村では代々その扉についての噂が語り継がれ、決して開けてはいけない、という警告がなされていた。
しかし、好奇心旺盛な青年、健二は、禁忌を冒すことに決めた。
ある夜、月明かりの下、健二は仲間の静香と裕樹を連れて神社に向かった。
彼らは神社にまつられた神の力に興味を抱き、昔話に出てくる「真実」を知りたいと思っていた。
扉の前に立つと、重厚な木製の扉には「限界を知る者のみ、真実を求めよ」と書かれた文字があった。

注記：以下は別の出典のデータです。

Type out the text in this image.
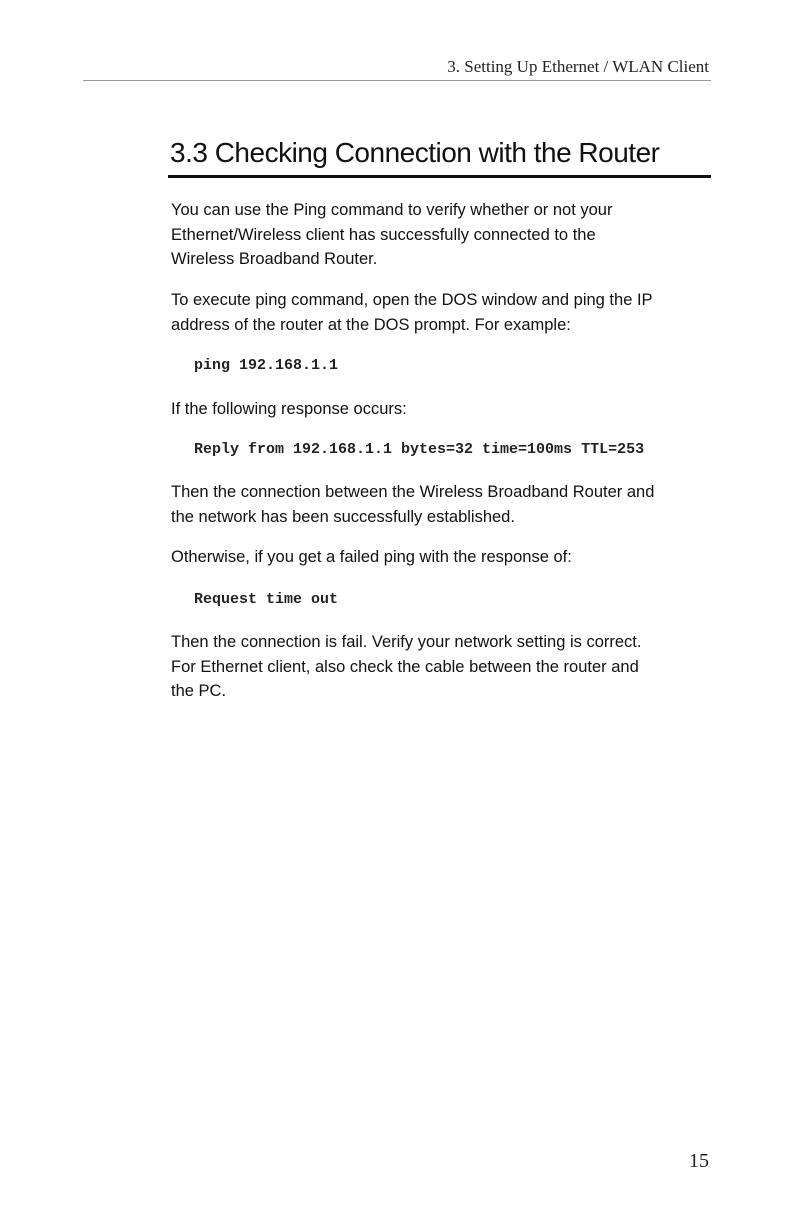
3. Setting Up Ethernet / WLAN Client
3.3 Checking Connection with the Router

You can use the Ping command to verify whether or not your

Ethernet/Wireless client has successfully connected to the

Wireless Broadband Router.

To execute ping command, open the DOS window and ping the IP

address of the router at the DOS prompt. For example:

ping 192.168.1.1

If the following response occurs:

Reply from 192.168.1.1 bytes=32 time=100ms TTL=253

Then the connection between the Wireless Broadband Router and

the network has been successfully established.

Otherwise, if you get a failed ping with the response of:

Request time out

Then the connection is fail. Verify your network setting is correct.

For Ethernet client, also check the cable between the router and

the PC.

15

ヒュウヒュウと冷たい風が吹く中、健二はその文字を見つめながら心が高鳴っていくのを感じていた。
「開けるべきじゃないって…」と静香は躊躇った。
しかし、健二は「この扉の先には、神の真実がある。俺たちで探ってみよう!」と、興奮の色を隠せなかった。

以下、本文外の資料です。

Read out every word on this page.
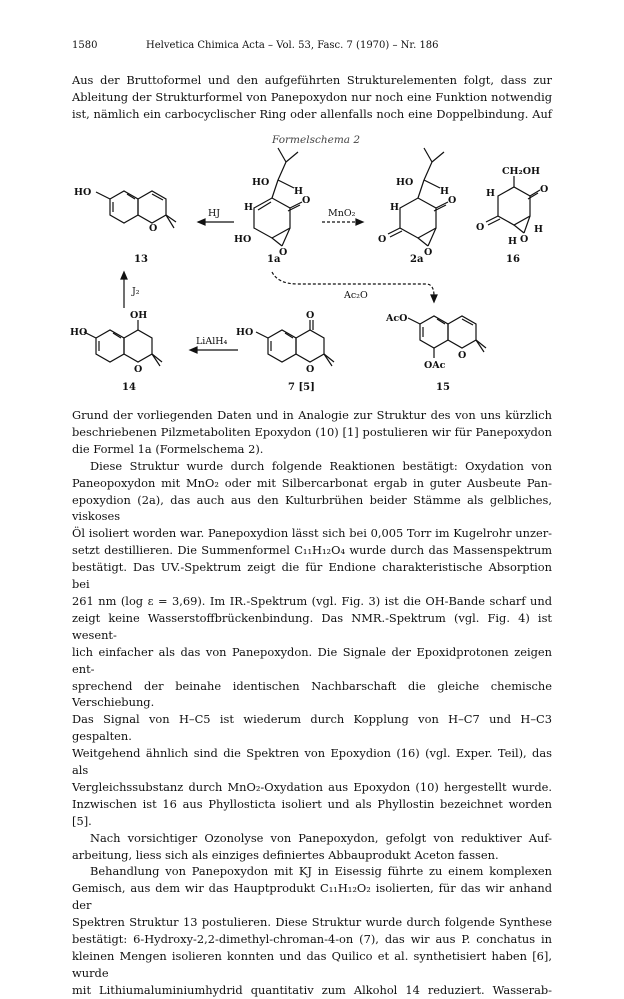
1580	Helvetica Chimica Acta – Vol. 53, Fasc. 7 (1970) – Nr. 186
Aus der Bruttoformel und den aufgeführten Strukturelementen folgt, dass zur
Ableitung der Strukturformel von Panepoxydon nur noch eine Funktion notwendig
ist, nämlich ein carbocyclischer Ring oder allenfalls noch eine Doppelbindung. Auf
Formelschema 2
HO
O
13
HJ
HO
H
H
O
HO
O
1a
MnO₂
HO
H
H
O
O
O
2a
CH₂OH
H	O
O	H
O
H
16
Ac₂O
J₂
OH
HO
O
14
LiAlH₄
O
HO
O
7 [5]
AcO
O
OAc
15
Grund der vorliegenden Daten und in Analogie zur Struktur des von uns kürzlich
beschriebenen Pilzmetaboliten Epoxydon (10) [1] postulieren wir für Panepoxydon
die Formel 1a (Formelschema 2).
Diese Struktur wurde durch folgende Reaktionen bestätigt: Oxydation von
Paneopoxydon mit MnO₂ oder mit Silbercarbonat ergab in guter Ausbeute Pan-
epoxydion (2a), das auch aus den Kulturbrühen beider Stämme als gelbliches, viskoses
Öl isoliert worden war. Panepoxydion lässt sich bei 0,005 Torr im Kugelrohr unzer-
setzt destillieren. Die Summenformel C₁₁H₁₂O₄ wurde durch das Massenspektrum
bestätigt. Das UV.-Spektrum zeigt die für Endione charakteristische Absorption bei
261 nm (log ε = 3,69). Im IR.-Spektrum (vgl. Fig. 3) ist die OH-Bande scharf und
zeigt keine Wasserstoffbrückenbindung. Das NMR.-Spektrum (vgl. Fig. 4) ist wesent-
lich einfacher als das von Panepoxydon. Die Signale der Epoxidprotonen zeigen ent-
sprechend der beinahe identischen Nachbarschaft die gleiche chemische Verschiebung.
Das Signal von H–C5 ist wiederum durch Kopplung von H–C7 und H–C3 gespalten.
Weitgehend ähnlich sind die Spektren von Epoxydion (16) (vgl. Exper. Teil), das als
Vergleichssubstanz durch MnO₂-Oxydation aus Epoxydon (10) hergestellt wurde.
Inzwischen ist 16 aus Phyllosticta isoliert und als Phyllostin bezeichnet worden [5].
Nach vorsichtiger Ozonolyse von Panepoxydon, gefolgt von reduktiver Auf-
arbeitung, liess sich als einziges definiertes Abbauprodukt Aceton fassen.
Behandlung von Panepoxydon mit KJ in Eisessig führte zu einem komplexen
Gemisch, aus dem wir das Hauptprodukt C₁₁H₁₂O₂ isolierten, für das wir anhand der
Spektren Struktur 13 postulieren. Diese Struktur wurde durch folgende Synthese
bestätigt: 6-Hydroxy-2,2-dimethyl-chroman-4-on (7), das wir aus P. conchatus in
kleinen Mengen isolieren konnten und das Quilico et al. synthetisiert haben [6], wurde
mit Lithiumaluminiumhydrid quantitativ zum Alkohol 14 reduziert. Wasserab-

裕樹は仕方なく同意し、3人は力を合わせて扉を押した。
ドンと音を立てて、扉はゆっくりと開き始めた。
中から漂ってきた冷気に、静香は思わず身震いした。
しかし健二は一歩踏み出し、扉の奥へと進んでいった。
暗闇の中、彼らの目に飛び込んできたのは異様な光景だった。
扉の向こうには、無数の神々の像が並び、彼らの目がこちらを見下ろしている。
しかし、その表情はどれも無表情で、何か不気味なものを感じさせた。
「これが神の真実なのか…」と、健二は少し戸惑いを見せたが、興奮は収まらなかった。
静香と裕樹も、その異様な空間に呑まれそうになりながらも、健二について行った。
進むにつれ、その場の雰囲気が一変していく。
突然、暗い空間から不穏な声が聞こえ始めた。
「お前たちは、何故ここに来たのか…」
その声は響くように、三人の心に直接語りかけてきた。
健二は怯えながらも、「真実を求めて…」と答えた。
「真実が欲しいのか。だが、お前たちにはそれを知る資格がない。暴にしてはならぬことを、心得よ。」
その言葉と同時に、空間が歪み始め、凄まじい圧力が三人に襲いかかった。
目の前に立っていた神々の像が、一瞬にして変わり果て、異形のものへと姿を変えた。
口から暴力的な喧騒が渦巻き、彼らの心に直接的に訴えかけてくる。
恐怖が押し寄せ、静香は「出よう、戻ろう!」と叫んだ。
けれども健二はその場に立ち尽くしていた。
「恐れを乗り越えてこそ、真実を知ることができる」と、何かに取り憑かれたような表情で呟いた。
「だけど…」と裕樹は言いかけた。
その瞬間、空間がさらに崩れ、彼らはバラバラに引き裂かれる感覚に襲われた。
暗闇の中で、静香の悲鳴がかすかに聞こえ、裕樹の姿も見えなくなっていた。
恐怖と混乱の中で、健二は扉のそばに立ち、逃げ出すべきか、真実を追求すべきかの間で揺れ動いていた。
「お前は暴力を求めているのか。それとも、自らの心の限界を知る者なのか。」神からの問いかけに、彼は答えを見つけられなかった。
ただその瞬間、彼の心に広がった恐怖は、まるで彼自身の心の中に根付いているかのようだった。
彼は自らの選択がどのような結果をもたらすのか、全く想像できなかった。
彼の心の奥底にある「限界」が押し寄せ、思わず扉の方に進み始めた。
しかし、その扉は既に閉じてしまっていた。
途方に暮れ、彼は一人きりの空間に取り残されてしまった。
すべてが崩れ去った時、健二は我に返り、ようやく現実を認識した。
しかし、その代償として受け取ったものは、全てを失ってしまった後の心の闇だった。
彼は永遠に、暴に虜になったままでいることを悟った。